Lors de l’entrevue accordée au Progrès, Ovide Coudé arrivait tout juste d’une balade en kayak, avec un guide. «C’était vraiment super!», a dit le jeune homme, visiblement ravi de son expérience.

« Je fais également du vélo en tandem et je jardine beaucoup. J’aime ça. Je suis également parti en tournée dans une caravane tout un été. Il n’y a pas grand-chose qui m’arrête», ajoute le musicien, qui se déplace aisément dans le petit village de Sainte-Rose-du-Nord, à l’aide d’une canne blanche. Sa cécité ne l’a pas non plus empêché de s’inscrire au baccalauréat en interprétation guitare jazz.
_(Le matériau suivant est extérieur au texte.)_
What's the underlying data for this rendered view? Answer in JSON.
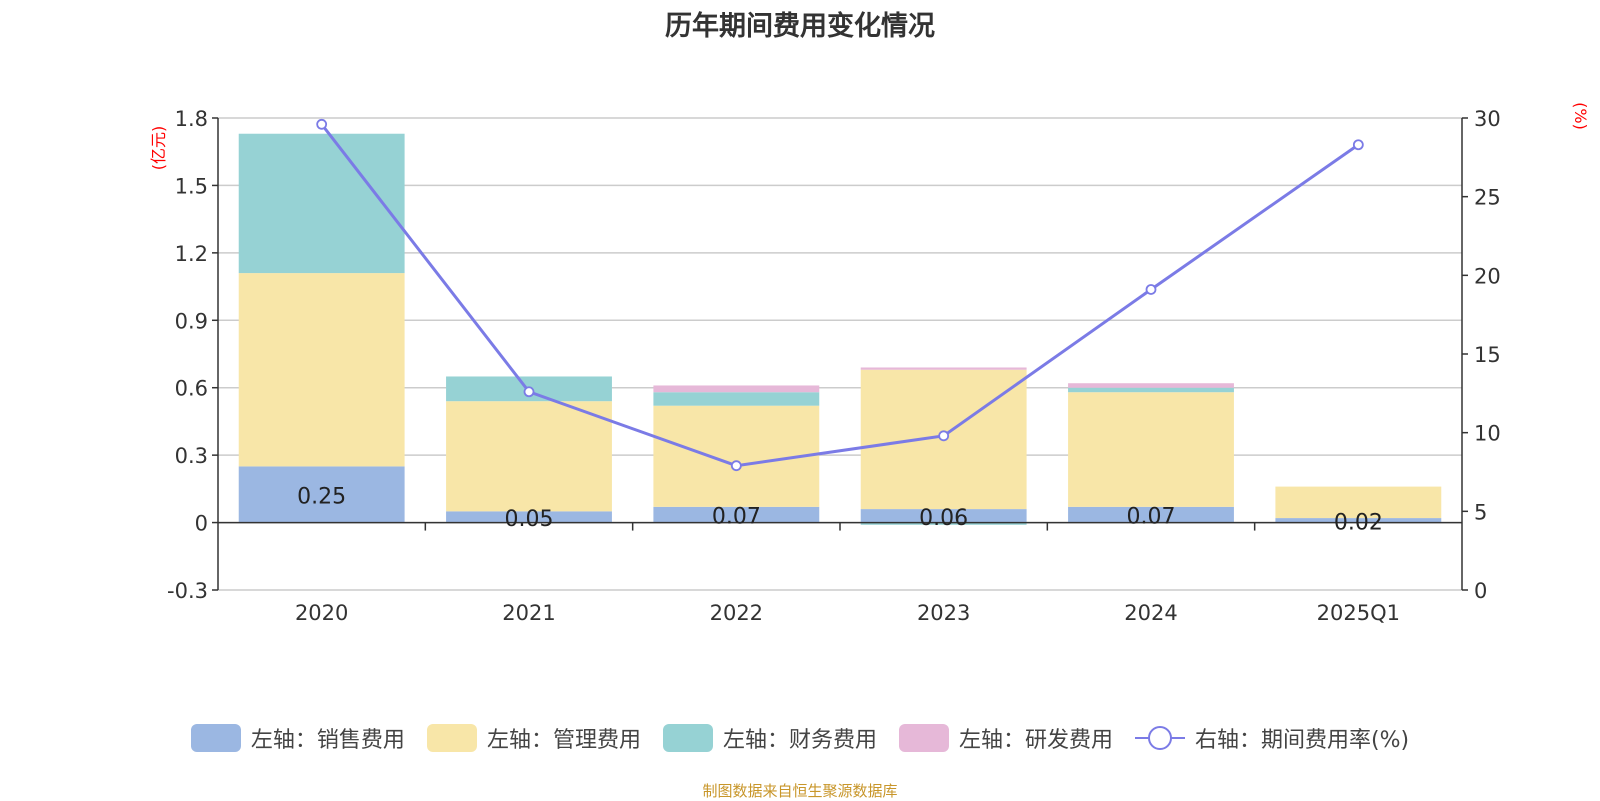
{
  "title": "历年期间费用变化情况",
  "source": "制图数据来自恒生聚源数据库",
  "chart_data": {
    "type": "bar",
    "stacked": true,
    "categories": [
      "2020",
      "2021",
      "2022",
      "2023",
      "2024",
      "2025Q1"
    ],
    "left_axis": {
      "unit": "(亿元)",
      "ylim": [
        -0.3,
        1.8
      ],
      "ticks": [
        "-0.3",
        "0",
        "0.3",
        "0.6",
        "0.9",
        "1.2",
        "1.5",
        "1.8"
      ]
    },
    "right_axis": {
      "unit": "(%)",
      "ylim": [
        0,
        30
      ],
      "ticks": [
        "0",
        "5",
        "10",
        "15",
        "20",
        "25",
        "30"
      ]
    },
    "grid": true,
    "legend_position": "bottom",
    "series": [
      {
        "name": "左轴：销售费用",
        "axis": "left",
        "type": "bar",
        "color": "#9bb7e2",
        "values": [
          0.25,
          0.05,
          0.07,
          0.06,
          0.07,
          0.02
        ],
        "labels": [
          "0.25",
          "0.05",
          "0.07",
          "0.06",
          "0.07",
          "0.02"
        ]
      },
      {
        "name": "左轴：管理费用",
        "axis": "left",
        "type": "bar",
        "color": "#f8e6a8",
        "values": [
          0.86,
          0.49,
          0.45,
          0.62,
          0.51,
          0.14
        ]
      },
      {
        "name": "左轴：财务费用",
        "axis": "left",
        "type": "bar",
        "color": "#96d2d4",
        "values": [
          0.62,
          0.11,
          0.06,
          -0.01,
          0.02,
          0.0
        ]
      },
      {
        "name": "左轴：研发费用",
        "axis": "left",
        "type": "bar",
        "color": "#e6b8d8",
        "values": [
          0.0,
          0.0,
          0.03,
          0.01,
          0.02,
          0.0
        ]
      },
      {
        "name": "右轴：期间费用率(%)",
        "axis": "right",
        "type": "line",
        "color": "#7b7be6",
        "values": [
          29.6,
          12.6,
          7.9,
          9.8,
          19.1,
          28.3
        ]
      }
    ]
  }
}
«Je n’ai pas de chien Mira parce que je suis souvent en déplacement, et ça serait encore plus compliqué avec un chien!, lance celui qui n’a pas trop de difficulté à se débrouiller avec sa canne. Évidemment, c’est plus difficile dans une ville que je ne connais pas, mais je m’habitue. L’été, je reviens à Sainte-Rose, c’est chez nous.»